Kurz zu anderen Favoriten zu Beginn der Serie: Karjakin zeigte mehrfach saubere positionelle Leistungen, war aber anfällig in unkonventionellen Stellungen: Niederlagen gegen Andreikin, Jobava und zuletzt Grischuk. Grischuk - ich plädiere auf meine Zeitnot und sage nur, dass seine Zeitnot öfters fatale Folgen hatte. Giri und Vachier-Lagrave hatte ich im ersten Vorbericht im engeren Favoritenkreis, da habe ich mich geirrt bzw. sie konnten meine (und ihre eigenen?) Erwartungen nicht oder kaum erfüllen - MVL immerhin in den ersten Runden in Taschkent, dann aber ganz und gar nicht in Khanty-Mansiysk. Giri zeigte dagegen steigende Tendenz: in Taschkent gewann er keine Partie, in Tiflis eine und nun in Khanty-Mansiysk zwei. Am Ende viel zu wenig, jedenfalls wenn man auch insgesamt viermal verliert.

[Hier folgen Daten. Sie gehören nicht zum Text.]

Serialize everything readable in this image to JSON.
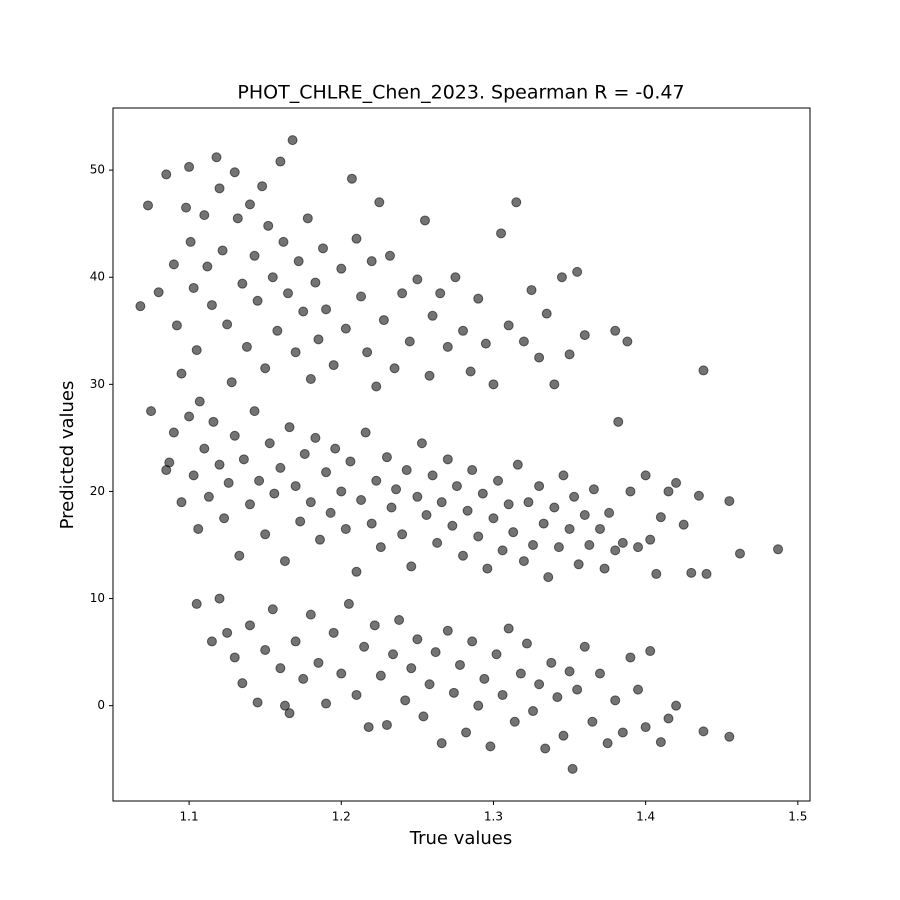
{
  "chart_data": {
    "type": "scatter",
    "title": "PHOT_CHLRE_Chen_2023. Spearman R = -0.47",
    "x_label": "True values",
    "y_label": "Predicted values",
    "color": "#000000",
    "opacity": 0.55,
    "xlim": [
      1.05,
      1.508
    ],
    "ylim": [
      -8.9,
      55.8
    ],
    "xticks": [
      1.1,
      1.2,
      1.3,
      1.4,
      1.5
    ],
    "yticks": [
      0,
      10,
      20,
      30,
      40,
      50
    ],
    "x": [
      1.068,
      1.073,
      1.075,
      1.08,
      1.085,
      1.087,
      1.09,
      1.092,
      1.095,
      1.098,
      1.1,
      1.101,
      1.103,
      1.105,
      1.107,
      1.11,
      1.112,
      1.115,
      1.118,
      1.12,
      1.122,
      1.125,
      1.128,
      1.13,
      1.132,
      1.135,
      1.138,
      1.14,
      1.143,
      1.145,
      1.148,
      1.15,
      1.152,
      1.155,
      1.158,
      1.16,
      1.162,
      1.165,
      1.168,
      1.17,
      1.172,
      1.175,
      1.178,
      1.18,
      1.183,
      1.185,
      1.188,
      1.19,
      1.195,
      1.2,
      1.203,
      1.207,
      1.21,
      1.213,
      1.217,
      1.22,
      1.223,
      1.225,
      1.228,
      1.232,
      1.235,
      1.24,
      1.245,
      1.25,
      1.255,
      1.258,
      1.26,
      1.265,
      1.27,
      1.275,
      1.28,
      1.285,
      1.29,
      1.295,
      1.3,
      1.305,
      1.31,
      1.315,
      1.32,
      1.325,
      1.33,
      1.335,
      1.34,
      1.345,
      1.35,
      1.355,
      1.36,
      1.38,
      1.388,
      1.382,
      1.438,
      1.085,
      1.09,
      1.095,
      1.1,
      1.103,
      1.106,
      1.11,
      1.113,
      1.116,
      1.12,
      1.123,
      1.126,
      1.13,
      1.133,
      1.136,
      1.14,
      1.143,
      1.146,
      1.15,
      1.153,
      1.156,
      1.16,
      1.163,
      1.166,
      1.17,
      1.173,
      1.176,
      1.18,
      1.183,
      1.186,
      1.19,
      1.193,
      1.196,
      1.2,
      1.203,
      1.206,
      1.21,
      1.213,
      1.216,
      1.22,
      1.223,
      1.226,
      1.23,
      1.233,
      1.236,
      1.24,
      1.243,
      1.246,
      1.25,
      1.253,
      1.256,
      1.26,
      1.263,
      1.266,
      1.27,
      1.273,
      1.276,
      1.28,
      1.283,
      1.286,
      1.29,
      1.293,
      1.296,
      1.3,
      1.303,
      1.306,
      1.31,
      1.313,
      1.316,
      1.32,
      1.323,
      1.326,
      1.33,
      1.333,
      1.336,
      1.34,
      1.343,
      1.346,
      1.35,
      1.353,
      1.356,
      1.36,
      1.363,
      1.366,
      1.37,
      1.373,
      1.376,
      1.38,
      1.385,
      1.39,
      1.395,
      1.4,
      1.403,
      1.407,
      1.41,
      1.415,
      1.42,
      1.425,
      1.43,
      1.435,
      1.44,
      1.455,
      1.462,
      1.487,
      1.105,
      1.115,
      1.12,
      1.125,
      1.13,
      1.135,
      1.14,
      1.145,
      1.15,
      1.155,
      1.16,
      1.163,
      1.166,
      1.17,
      1.175,
      1.18,
      1.185,
      1.19,
      1.195,
      1.2,
      1.205,
      1.21,
      1.215,
      1.218,
      1.222,
      1.226,
      1.23,
      1.234,
      1.238,
      1.242,
      1.246,
      1.25,
      1.254,
      1.258,
      1.262,
      1.266,
      1.27,
      1.274,
      1.278,
      1.282,
      1.286,
      1.29,
      1.294,
      1.298,
      1.302,
      1.306,
      1.31,
      1.314,
      1.318,
      1.322,
      1.326,
      1.33,
      1.334,
      1.338,
      1.342,
      1.346,
      1.35,
      1.352,
      1.355,
      1.36,
      1.365,
      1.37,
      1.375,
      1.38,
      1.385,
      1.39,
      1.395,
      1.4,
      1.403,
      1.41,
      1.415,
      1.42,
      1.438,
      1.455
    ],
    "y": [
      37.3,
      46.7,
      27.5,
      38.6,
      49.6,
      22.7,
      41.2,
      35.5,
      31.0,
      46.5,
      50.3,
      43.3,
      39.0,
      33.2,
      28.4,
      45.8,
      41.0,
      37.4,
      51.2,
      48.3,
      42.5,
      35.6,
      30.2,
      49.8,
      45.5,
      39.4,
      33.5,
      46.8,
      42.0,
      37.8,
      48.5,
      31.5,
      44.8,
      40.0,
      35.0,
      50.8,
      43.3,
      38.5,
      52.8,
      33.0,
      41.5,
      36.8,
      45.5,
      30.5,
      39.5,
      34.2,
      42.7,
      37.0,
      31.8,
      40.8,
      35.2,
      49.2,
      43.6,
      38.2,
      33.0,
      41.5,
      29.8,
      47.0,
      36.0,
      42.0,
      31.5,
      38.5,
      34.0,
      39.8,
      45.3,
      30.8,
      36.4,
      38.5,
      33.5,
      40.0,
      35.0,
      31.2,
      38.0,
      33.8,
      30.0,
      44.1,
      35.5,
      47.0,
      34.0,
      38.8,
      32.5,
      36.6,
      30.0,
      40.0,
      32.8,
      40.5,
      34.6,
      35.0,
      34.0,
      26.5,
      31.3,
      22.0,
      25.5,
      19.0,
      27.0,
      21.5,
      16.5,
      24.0,
      19.5,
      26.5,
      22.5,
      17.5,
      20.8,
      25.2,
      14.0,
      23.0,
      18.8,
      27.5,
      21.0,
      16.0,
      24.5,
      19.8,
      22.2,
      13.5,
      26.0,
      20.5,
      17.2,
      23.5,
      19.0,
      25.0,
      15.5,
      21.8,
      18.0,
      24.0,
      20.0,
      16.5,
      22.8,
      12.5,
      19.2,
      25.5,
      17.0,
      21.0,
      14.8,
      23.2,
      18.5,
      20.2,
      16.0,
      22.0,
      13.0,
      19.5,
      24.5,
      17.8,
      21.5,
      15.2,
      19.0,
      23.0,
      16.8,
      20.5,
      14.0,
      18.2,
      22.0,
      15.8,
      19.8,
      12.8,
      17.5,
      21.0,
      14.5,
      18.8,
      16.2,
      22.5,
      13.5,
      19.0,
      15.0,
      20.5,
      17.0,
      12.0,
      18.5,
      14.8,
      21.5,
      16.5,
      19.5,
      13.2,
      17.8,
      15.0,
      20.2,
      16.5,
      12.8,
      18.0,
      14.5,
      15.2,
      20.0,
      14.8,
      21.5,
      15.5,
      12.3,
      17.6,
      20.0,
      20.8,
      16.9,
      12.4,
      19.6,
      12.3,
      19.1,
      14.2,
      14.6,
      9.5,
      6.0,
      10.0,
      6.8,
      4.5,
      2.1,
      7.5,
      0.3,
      5.2,
      9.0,
      3.5,
      0.0,
      -0.7,
      6.0,
      2.5,
      8.5,
      4.0,
      0.2,
      6.8,
      3.0,
      9.5,
      1.0,
      5.5,
      -2.0,
      7.5,
      2.8,
      -1.8,
      4.8,
      8.0,
      0.5,
      3.5,
      6.2,
      -1.0,
      2.0,
      5.0,
      -3.5,
      7.0,
      1.2,
      3.8,
      -2.5,
      6.0,
      0.0,
      2.5,
      -3.8,
      4.8,
      1.0,
      7.2,
      -1.5,
      3.0,
      5.8,
      -0.5,
      2.0,
      -4.0,
      4.0,
      0.8,
      -2.8,
      3.2,
      -5.9,
      1.5,
      5.5,
      -1.5,
      3.0,
      -3.5,
      0.5,
      -2.5,
      4.5,
      1.5,
      -2.0,
      5.1,
      -3.4,
      -1.2,
      0.0,
      -2.4,
      -2.9
    ]
  }
}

Noch ein kurzer Blick auf Elozahlen: Der Weltranglistenerste Carlsen ist auch Weltmeister, im Kandidatenturnier spielen nun (Caruana, Anand und Nakamura) die top-aktuelle Nummer zwei bis vier. Die grössten Sprünge machten, in beide Richtungen, zwei andere Spieler: Jakovenko gewann (4,5/6 in der russischen Mannschaftsmeisterschaft inbegriffen) satte 21 Elopunkte und verbesserte sich hier von Platz 20 auf Platz 11. Zur top10 klafft noch eine Lücke, aber Russland-intern hat er Karjakin überholt. Vachier-Lagrave verlor dagegen (italienische Mannschaftsmeisterschaft inbegriffen) satte 31 Punkte und stürzte von Platz 12 auf Platz 29. Laut Emil Sutovsky womöglich der extremste Absturz eines (ca.) top10-Spielers jemals, aber MVL hat durchaus Konkurrenz von mindestens Radjabov, Leko und Morozevich. Die kamen alle nicht mehr zurück, schafft MVL ein Comeback? Davon gehe ich aus und ihm würde ich es gönnen - sein Problem ist vielleicht, dass er lange kaum Einladungen bekam und nun plötzlich (zu) viele.
Dabei belasse ich es für heute. Im WM-Zyklus geht es weiter mit dem Weltcup im September in Baku, aber das Rennen um die beiden Eloplätze für das Kandidatenturnier geht bereits in drei Wochen mit Norway Chess weiter - Nakamura und Caruana haben da Platz gemacht für andere.